Found in a small area of eastern Ontario, pitch pine is the province’s only native conifer with needles bundled in groups of three. Needles and cones can sprout directly from the trunk. But fire suppression has caused this species to decline, and while prescribed fires do help it regenerate, so will the fact that about 20 per cent of the Mending Ground trees will be pitch pines.
“When we’re done with this project," says Lynch, "we hope to have one of the biggest populations in Ontario of pitch pine."
As we tour the site, I see how the once barren quarry slopes have been hydroseeded with native grasses and wildflower seeds, and how hemp mats help some seedlings retain moisture. There’s a fire hose that brings in water from over a hill and pine cones developing on some of the larger trees. A few trees are clearly suffering from “transplant shock” — showing discoloration and wilting leaves — but some mortality is to be expected. Once these trees grow to 6.5 feet, the deer fences can come down.
As Lynch surveys potted plants ready for planting, she says “these trees are going to be so excited to be in the ground after winter in the pots.”
The project name, Mending Ground, she explains, came about when they were applying for 2BT funding to restore the quarry. “It’s a hole in the landscape so we’re mediating it and restoring it with 18,000 trees.” They’ve made English and French stickers for the project and gift them to volunteers to help them stay excited about the trees they’ve planted.
I take my turn helping out and plant a hackberry. As special as that hands-on moment is, I'm even more thrilled to spot a bird's nest in a young pitch pine and to almost see a baby turtle.
Thousand Islands has a Reptile and Amphibian Recovery and Education program.

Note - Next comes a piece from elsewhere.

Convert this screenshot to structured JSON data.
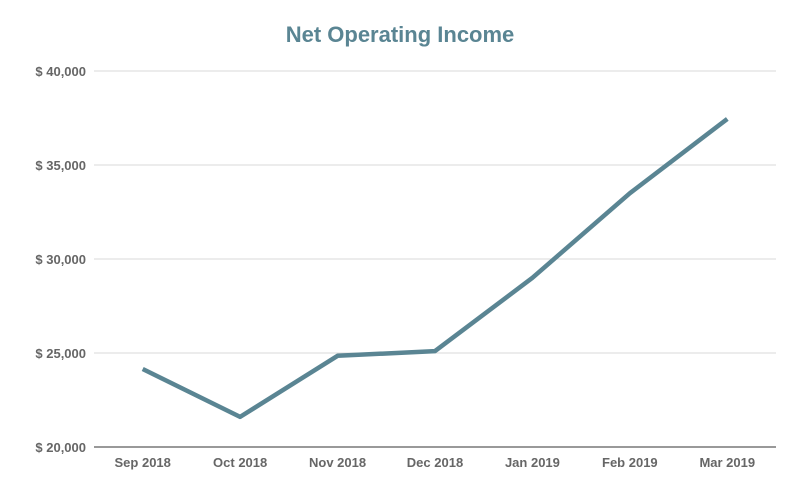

Staff collect map, painted and snapping turtle eggs that are vulnerable to predation and roadkill, incubate the eggs and release the baby turtles back into the wild. But when they discover nesting sites, they can create protective covers and then monitor them with wildlife cameras.
“Yesterday we saw two baby snappers,” says Lynch as she checks on multiple covered nests in the quarry.
We’re not so lucky, but walk carefully in case any hatchlings are making their way from the quarry to the river. Just before leaving, we do spot a garter snake between our cars and the outhouse. I grew up playing with garter snakes at my cottage, and as an ophiophilist am dying to see my first gray ratsnake, a threatened species that can reach more than eight feet long and is one of Canada’s largest snakes.
What are the chances of coming across this non-venonmous beauty that can only be found in two small areas in Ontario? Well at least I got to see the Parks Canada visitor center playground at Mallorytown Landing where kids are told that they're gray ratsnakes and the playground is their home so they should figure out where to hide from hawks, search for mice, warm up on a cold day and use their climbing abilities.
But as I leave the quarry on a gravel road, I spot something in my rear-view mirror that looks like a piece of blown-out tire. Backing up for a closer look, I realize it’s an elusive ratsnake and while it's not moving, it’s very much alive. We eye each other briefly before it slithers safely off the road, into the grass and perhaps over to the quarry to see how the new forest is coming along.